Hace un tiempo publiqué esta columna para honrar la memoria de una mujer que bailaba al frente del Show de Jimmy. La publico ahora por su arrolladora actualidad:
Qué no hubiera dado por un beso de la Supernota, la misma que se deslizaba por la pantalla como en un sueño, como esas chicas que se derretían, divas de hielo y botas, cuando 007 disparaba su Pietro Beretta entre una música jadeante.
Uno no sabe si era el Vino Sansón o los gránulos del Ponqué Ramo, pero algo se iba al cerebro cuando aparecían aquellas chicas de largas piernas y manos inquietas que disparaban besos a la cámara, mientras repetían, “hola amigos/bienvenidos/ a la hora con más música…”, era el Show de Jimmy, y estas rubias platinadas, entre las que se contaba la Supernota, eran tan, tan inalcanzables, que uno pensaba, quizá, el único que podía llevarlas a la cama era el propio Jimmy, con sus argucias musicales y su jerga barranquillera.
Ayer, los diarios publicaron la muerte de la Supernota, y pusieron sus dos fotos, a lado y lado; la de aquellos años traviesos, con la boquita de chicle, camisa de lino amarrada en el ombligo, manos en jarra, mirada desafiante, como la de aquellas barbies superstar que se saben en la cima del mundo, y la otra, del ser doliente de la Calle del Cartucho, víctima de un cáncer, entregada a la droga, con un rostro que parece emerger del canto decimotercero del Dante, en el que brillan, lejanamente, esos ojos grises que tanto amamos, y deseamos, mientras llovía allá en el litoral, en la meseta cundiboyacense, en los Llanos de Carmen Tea.
Un antes y un después, como una sentencia; o una moraleja, o una advertencia para las nuevas Supernotas o Supernovas que van hoy por las pasarelas de Colombia y los ‘castings’ de los programas de moda, con un caminado de diosas vengadoras. Mírame y no me toques.
Me pregunté entonces, si la Supernota fue desafortunada en el amor, dónde estuvo su familia, si en el momento de quiebre de la vida no le alcanzó ni siquiera un marido jubilado que le comprara una casita con tiestos de flores en las ventanas, un Renault 4, o que la llevara de vez en cuando a San Andrés; que le hiciera un álbum para mostrarle a los nietos, algo que recordara que Heidy Iregui había sido la diva de unos de los programas de televisión más vistos en Colombia.
Quizá su declive empezó cuando falleció Jimmy Salcedo, debió salir a buscar trabajo y comprobó que ya no era tan joven.
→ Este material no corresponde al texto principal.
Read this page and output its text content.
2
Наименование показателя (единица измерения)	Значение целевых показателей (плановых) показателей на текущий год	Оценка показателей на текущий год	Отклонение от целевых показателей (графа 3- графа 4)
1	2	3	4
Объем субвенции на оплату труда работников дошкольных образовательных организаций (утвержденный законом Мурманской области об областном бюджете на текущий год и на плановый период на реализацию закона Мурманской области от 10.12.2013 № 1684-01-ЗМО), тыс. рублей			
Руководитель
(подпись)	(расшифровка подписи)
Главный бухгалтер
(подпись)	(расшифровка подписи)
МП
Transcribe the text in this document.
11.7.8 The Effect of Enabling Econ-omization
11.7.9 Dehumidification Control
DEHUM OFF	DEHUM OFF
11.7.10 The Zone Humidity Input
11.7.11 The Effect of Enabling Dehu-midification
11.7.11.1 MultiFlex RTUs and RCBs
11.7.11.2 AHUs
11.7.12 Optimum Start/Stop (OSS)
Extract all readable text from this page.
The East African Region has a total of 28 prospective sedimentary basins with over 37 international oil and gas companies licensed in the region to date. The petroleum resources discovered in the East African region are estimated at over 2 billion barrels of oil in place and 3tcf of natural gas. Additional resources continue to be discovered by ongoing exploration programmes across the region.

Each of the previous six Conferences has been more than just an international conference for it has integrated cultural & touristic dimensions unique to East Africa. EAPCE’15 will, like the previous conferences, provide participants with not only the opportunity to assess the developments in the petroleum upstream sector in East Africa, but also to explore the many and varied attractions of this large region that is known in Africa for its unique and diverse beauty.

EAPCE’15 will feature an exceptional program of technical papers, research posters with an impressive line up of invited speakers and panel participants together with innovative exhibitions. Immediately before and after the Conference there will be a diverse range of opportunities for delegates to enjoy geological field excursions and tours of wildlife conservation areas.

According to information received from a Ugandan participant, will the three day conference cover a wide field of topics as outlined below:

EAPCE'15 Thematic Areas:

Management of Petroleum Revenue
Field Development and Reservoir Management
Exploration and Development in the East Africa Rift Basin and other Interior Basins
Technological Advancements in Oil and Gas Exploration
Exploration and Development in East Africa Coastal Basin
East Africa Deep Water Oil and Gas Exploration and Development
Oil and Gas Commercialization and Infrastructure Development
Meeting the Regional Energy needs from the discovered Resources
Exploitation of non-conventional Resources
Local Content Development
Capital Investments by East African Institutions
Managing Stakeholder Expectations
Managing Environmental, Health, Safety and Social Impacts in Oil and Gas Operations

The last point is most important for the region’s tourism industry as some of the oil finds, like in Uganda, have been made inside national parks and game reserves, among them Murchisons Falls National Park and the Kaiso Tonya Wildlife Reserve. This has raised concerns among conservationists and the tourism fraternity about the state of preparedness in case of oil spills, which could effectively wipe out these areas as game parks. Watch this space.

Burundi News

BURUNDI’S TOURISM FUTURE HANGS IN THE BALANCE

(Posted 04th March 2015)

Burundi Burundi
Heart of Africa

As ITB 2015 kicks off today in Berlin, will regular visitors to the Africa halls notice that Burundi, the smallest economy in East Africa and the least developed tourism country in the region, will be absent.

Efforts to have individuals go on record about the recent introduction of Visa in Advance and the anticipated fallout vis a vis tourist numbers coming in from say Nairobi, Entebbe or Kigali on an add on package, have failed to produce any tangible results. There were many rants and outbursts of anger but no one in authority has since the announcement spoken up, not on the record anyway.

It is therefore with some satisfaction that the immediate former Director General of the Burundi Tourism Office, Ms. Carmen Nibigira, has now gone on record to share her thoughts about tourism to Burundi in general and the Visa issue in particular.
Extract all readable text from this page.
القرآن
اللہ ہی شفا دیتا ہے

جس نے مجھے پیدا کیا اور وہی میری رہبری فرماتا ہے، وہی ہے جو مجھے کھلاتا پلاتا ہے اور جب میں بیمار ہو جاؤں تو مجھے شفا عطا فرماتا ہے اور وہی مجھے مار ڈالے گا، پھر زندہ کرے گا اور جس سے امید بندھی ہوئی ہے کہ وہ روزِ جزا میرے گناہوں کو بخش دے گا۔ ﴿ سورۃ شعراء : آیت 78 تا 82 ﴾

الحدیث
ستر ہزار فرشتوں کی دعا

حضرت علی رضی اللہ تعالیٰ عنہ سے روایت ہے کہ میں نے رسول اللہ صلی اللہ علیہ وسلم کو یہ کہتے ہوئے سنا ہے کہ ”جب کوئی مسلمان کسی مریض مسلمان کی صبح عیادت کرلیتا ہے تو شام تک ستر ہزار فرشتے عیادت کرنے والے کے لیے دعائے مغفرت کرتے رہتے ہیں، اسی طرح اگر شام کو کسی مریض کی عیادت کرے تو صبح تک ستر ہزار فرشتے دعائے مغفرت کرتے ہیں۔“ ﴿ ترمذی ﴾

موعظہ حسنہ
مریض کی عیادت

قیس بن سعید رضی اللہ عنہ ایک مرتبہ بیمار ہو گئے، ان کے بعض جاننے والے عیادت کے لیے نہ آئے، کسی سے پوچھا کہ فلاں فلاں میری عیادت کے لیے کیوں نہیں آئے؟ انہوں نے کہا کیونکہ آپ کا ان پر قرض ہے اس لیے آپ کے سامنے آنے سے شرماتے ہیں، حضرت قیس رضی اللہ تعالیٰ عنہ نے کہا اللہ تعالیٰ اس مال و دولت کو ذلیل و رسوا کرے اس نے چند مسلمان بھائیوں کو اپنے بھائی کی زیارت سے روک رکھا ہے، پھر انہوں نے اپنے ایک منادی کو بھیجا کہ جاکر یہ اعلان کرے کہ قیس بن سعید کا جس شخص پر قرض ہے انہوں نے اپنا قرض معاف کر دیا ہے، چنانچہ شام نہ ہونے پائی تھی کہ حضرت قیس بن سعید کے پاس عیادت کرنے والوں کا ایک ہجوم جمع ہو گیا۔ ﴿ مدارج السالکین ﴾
Tal vez sus piernas no eran tan firmes, ni se deslizaba como una gata angora por el estudio, y la chispa de sus ojos, otro día del color de los diamantes, había empezado a trocarse en fuego fatuo.
O quizá quienes la llamaban para algún ‘casting’ sólo querían acostarse con ella o pagarle una miseria, a ella que era la Supernota, la nota más alta, la rubia más grácil y provocadora.
O quizá hubiera sido mejor olvidarla, como se olvidan las estrellas del celuloide que un día fueron amores platónicos. Dejarla en El Cartucho sin tener que hacer la foto del antes y el después, la misma que de pronto nos ha mostrado la futilidad de los sueños a toda una generación. Sabíamos cuán bella era, pero desconocíamos que había bajado al infierno; me pregunto dónde fueron sus minifaldas satinadas, o aquel gesto de empinarse, alzando la colita, cuando terminaba el programa. Como decía entonces Doña Gloria Valencia de Castaño, desafortunadamente la televisión no era en colores, pero aquella rubita no requería matices ni policromías. Era bella desde el blanco y negro y su sonrisa competía con la de Raquel Welch, con el mohín de Bo Derek. Pensábamos que Jimmy la había traído de algún pueblo de California hasta estas tierras desangeladas donde ella nos hacía mejores con su luz.
Qué no hubiera dado por un beso de la Supernota.